Ein Grazer der alleine mit 24 kg Backpack 9 Tage auf Wanderung ist! Er selbst ist kleiner als sein Rucksack!
Eine Isländerin im Alter von Mitte 40, die bei einer bankrottgegangenen Bank gearbeitet hat, durch die Krise selbst die Krise bekommen hat und nun 2 Monate allein rumreist und hier wandert. Es ist auch wirklich eine tolle Art den Kopf total leer zu bekommen. Man schaut nur auf die Natur, auf seinen Weg und auch abends ist man mit Zeltaufbauen beschäftigt, kommt mit ganz anderen Leuten ins Gespräch, kocht noch n Fertigessen und schläft...
Ein Rudel von Zwanzigjährigen Amimädels, die zwar Lippenstift aber keine Sonnencreme dabei haben, aber die Wanderung wohl auch sehr geniessen.

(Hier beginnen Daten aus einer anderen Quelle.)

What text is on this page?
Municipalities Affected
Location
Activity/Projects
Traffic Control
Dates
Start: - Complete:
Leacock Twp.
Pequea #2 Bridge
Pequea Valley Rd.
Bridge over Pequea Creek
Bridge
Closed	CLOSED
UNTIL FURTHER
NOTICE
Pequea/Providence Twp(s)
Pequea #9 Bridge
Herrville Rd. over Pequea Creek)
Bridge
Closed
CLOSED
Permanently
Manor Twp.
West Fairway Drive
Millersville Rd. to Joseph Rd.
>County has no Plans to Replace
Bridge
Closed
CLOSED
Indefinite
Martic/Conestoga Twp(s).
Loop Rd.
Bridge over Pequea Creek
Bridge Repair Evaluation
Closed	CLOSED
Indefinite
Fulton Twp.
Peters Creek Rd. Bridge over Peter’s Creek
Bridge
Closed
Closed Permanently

Ein über 60-jähriger, der hier seinen Jugentraum erfüllt und wie eine Ziege von Stein zu Stein hüpft und ein mächtiges Tempo vorlegt...



Wir starten den vorletzten Tag ziemlich flott, weil wir vor dieser Tagesetappe echt Respekt haben. Der Weg ist aber leicht zu gehen, und am Nachmittag stellen wir fest, dass wir uns viel mehr Zeit hätten lassen können. Und vielleicht ein bisschen weniger geschwitzt hätten...


Also noch eine schöne große Pause und den letzten Anstieg zum letzten Campingplatz. Hier oben ist es wieder eine ganz andere Aussicht. Mit dem erstmals bedeckten Himmel, den schwarzen Bergen und den Torres über uns fühlt man sich sehr klein!


Am nächsten Morgen verschärft sich dieses Gefühl! Mit Stirnlampen und allem Warmen was wir Anzuziehen haben klettern wir mehr oder weniger auf allen vieren den krass steilen Pfad hinauf zum Mirador der Torres. Es ist um 5 Uhr morgens noch so finster, dass man nur die Punkte der Stirnlampen der anderen Wanderer sehen kann. Je höher wir kommen, umso krasser wird der Wind und oben angekommen schneit und graupeltt es. Wir ziehen alles an was wir haben und kriechen in Schlafsack und Mülltüten und warten auf den Sonnenaufgang - den wir nicht mehr erleben.
Es schneit immer mehr und nach einer halben Stunde sind es keine drei Torres mehr sondern nur noch zwei, dann einer und dann keiner mehr. Und dann hatten auch wir keine Lust mehr. Statt dem erwarteten idyllischen rot-rosa-leuchtenden Sonnenaufgang haben wir an diesem Morgen wohl mehr ein gewaltiges und abenteuerliches Spektakel erlebt :)


Absolut berauscht sind wir dann aus dem Park gelaufen und können nur allen Wander- und Naturfreunden diese W-Wanderung im Torres del Paine Park empfehlen!!!



Nach der Entfernung und Erneuerung Gwennys Tapes und Pflaster, einer himmlischen Dusche und frischen Klamotten, gabs ein himmlisches gegrilltes patagonisches Lamm und eine schöne Flasche Rotwein - Zivilisation hat auch etwas schönes!